Josine Müller participated in the criticism of psychoanalysis from a feminist perspective and dealt among other things. a. with issues of female sexuality. In her essay, published in 1931, she was able to use her observations of children to show that girls have an intuitive knowledge of female anatomy . Along with Karen Horney , to whom she referred, she was one of the first psychoanalysts to contradict Freud's conception of a “primary masculinity” through which the feminine appears and is experienced as inferior ( penis envy ). With her observations and their interpretations, she made one of the first contributions to a new understanding of gender in psychoanalysis, in which the two genders appear as equal, complementary poles. Janine Chasseguet-Smirgel briefly summarizes Müller's ideas on female sexuality, along with other perspectives, in the introduction to her collection of essays La sexualité féminine: recherches psychanalytiques nouvelles , published in 1964 .

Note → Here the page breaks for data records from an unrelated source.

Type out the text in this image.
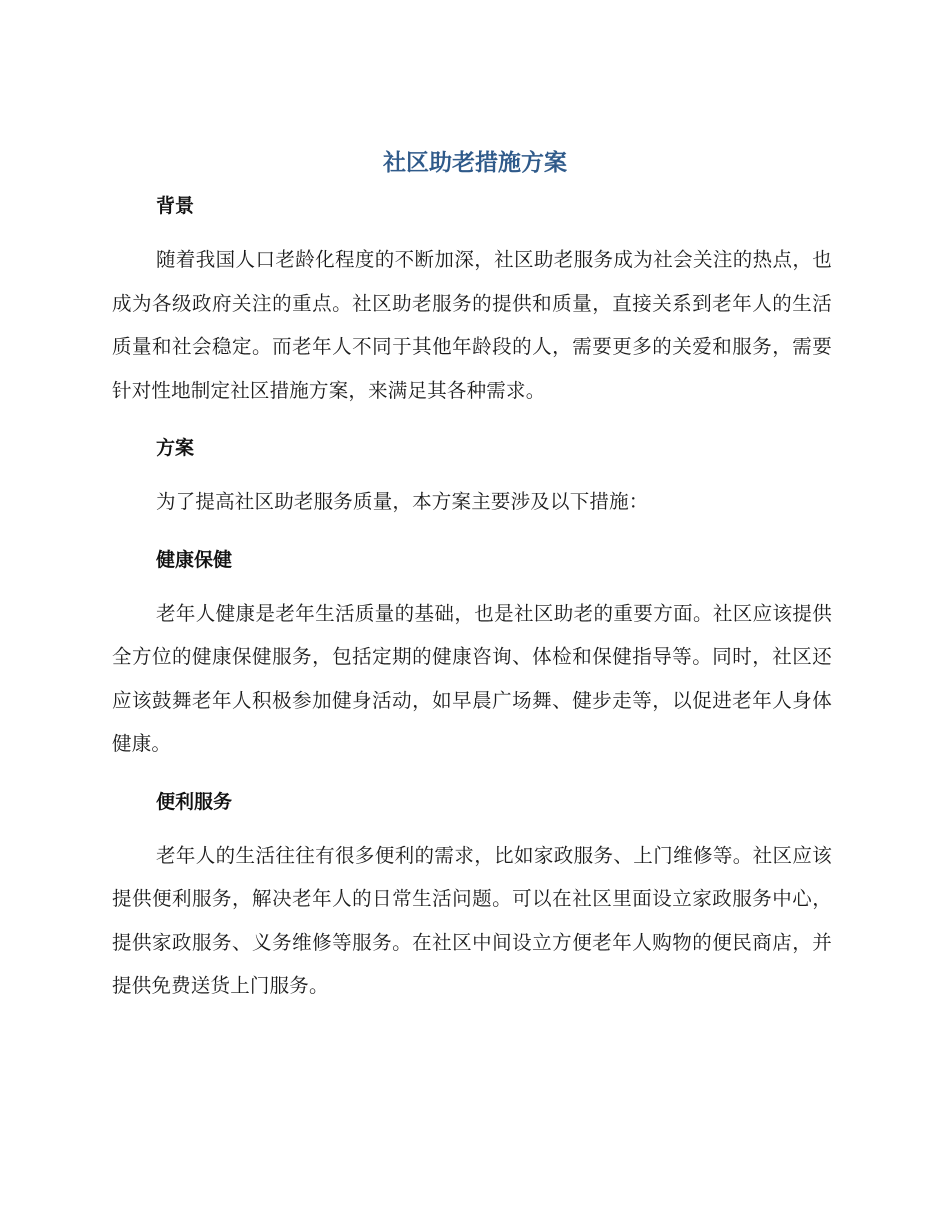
社区助老措施方案
背景

随着我国人口老龄化程度的不断加深，社区助老服务成为社会关注的热点，也成为各级政府关注的重点。社区助老服务的提供和质量，直接关系到老年人的生活质量和社会稳定。而老年人不同于其他年龄段的人，需要更多的关爱和服务，需要针对性地制定社区措施方案，来满足其各种需求。

方案

为了提高社区助老服务质量，本方案主要涉及以下措施：

健康保健

老年人健康是老年生活质量的基础，也是社区助老的重要方面。社区应该提供全方位的健康保健服务，包括定期的健康咨询、体检和保健指导等。同时，社区还应该鼓舞老年人积极参加健身活动，如早晨广场舞、健步走等，以促进老年人身体健康。

便利服务

老年人的生活往往有很多便利的需求，比如家政服务、上门维修等。社区应该提供便利服务，解决老年人的日常生活问题。可以在社区里面设立家政服务中心，提供家政服务、义务维修等服务。在社区中间设立方便老年人购物的便民商店，并提供免费送货上门服务。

Josine Müller planned a larger work entitled The Infantile Femininity in Narcissism , which could not be continued due to her early death. She died of pneumonia while on a boat trip to the Canary Islands.

Fonts

  • Josine Ebsen: About the course of fat resp. Ester cleavage in the blood. Blanke, Berlin 1912 (dissertation, University of Berlin, 1912).
  • Josine Müller: Early atheism and poor character development. In: International Journal of Psychoanalysis . Vol. 11 (1925), H. 4, p. 487 f. ( Digitized version ).
  • Josine Müller: A Contribution to the Question of Libido Development in Girls in the Genital Phase (1925). In: International Journal of Psychoanalysis. Vol. 17 (1931), pp. 256-262 ( digitized version ). English version in: Russel Grigg, Dominique Hecq and Craig Smith (eds.): Female Sexuality. The Early Psychoanalytic Controversies. Karnac, London 2015 (first published in 1999), pp. 122–129 ( limited preview in Google book search).

literature

Web links

Individual evidence

  1. ^ A contribution to the question of the libido development of girls in the genital phase (1925). In: International Journal of Psychoanalysis. Vol. 17 (1931), pp. 256-262 ( digitized version ).
  2. German: Janine Chasseguet-Smirgel (Ed.): Psychoanalysis of female sexuality. Suhrkamp, ​​Frankfurt am Main 1974 (French first edition: Payot, Paris 1964).